Wir suchen auf eigene Faust und vor allem zu Fuß die
Haltestelle der öffentlichen Stadtrundfahrten. Währenddessen, werden wir immer
wieder angequatscht. „Sir, where you go? I help you, sir. Where you go?“ Wenn
wir höflich antworten, dass wir keine Hilfe brauchen, dann laufen die uns
einfach hinterher und lassen nicht locker. Anstrengend! Das einzige was hilft ist,
ignorieren und einfach weiter gehen. Was
wir in Bangladesch und Nepal nie getan hätten, wenn wir angesprochen wurden,
mussten wir uns hier schnell angewöhnen. Aber nicht nur daran müssen wir uns
gewöhnen. Je länger wir in Delhi sind, desto mehr wird klar, dass unser erster
Eindruck nicht stimmt. Es herrscht mehr Ordnung im Straßenverkehr, als in
Bangladesch – das stimmt!
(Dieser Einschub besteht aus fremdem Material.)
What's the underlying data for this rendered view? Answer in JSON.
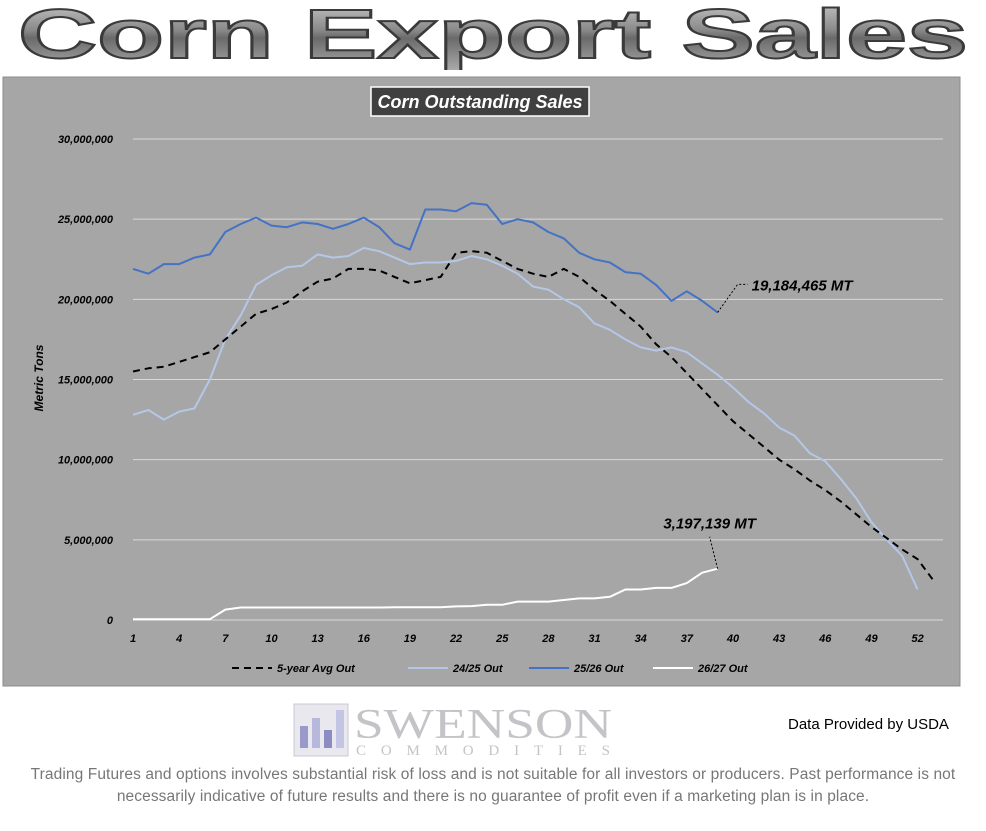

Aber Dhaka hat laut Wikipedia auch einen der
schlimmsten Verkehre der Welt und das können wir unterschreiben. Auf jeden Fall
ist Delhi dreckiger und stinkiger, als das was wir in Bangladesch gesehen
haben. Überall wird uriniert und wir haben auch gesehen, wie ein kleiner Junge
mitten auf dem Connaught Place sein großes Geschäft verrichtet hat. Direkt vor
unserer Nase… Der übliche Müll wie z.B. Verpackungen, leere Dosen oder
Zigarettenstummel fällt uns eigentlich gar nicht mehr auf. Aber Komposthaufen
und Fäkalien zu sehen und vor allem zu riechen, fast egal wo man ist, fällt
schwer auszublenden. Außerdem ist es erschreckend, wie viel Armut in Delhi
herrscht. In einem Land, das wirtschaftlich so aufstrebend ist, scheint es
vielen so egal zu sein, dass Kinder sich in Pfützen die Zähne putzen. Dass Menschen
ganze Siedlungen unter Brücken errichten oder vor der Metro Station ihr „Zuhause“
haben. Es wird über sie gestiegen und das Ticket gezogen. Delhi ist auf jeden Fall
überbevölkert und es fällt uns schwer zu glauben, dass Leute das gleiche Delhi
gesehen haben, wenn sie uns sagen, dass es ihnen gefallen hat.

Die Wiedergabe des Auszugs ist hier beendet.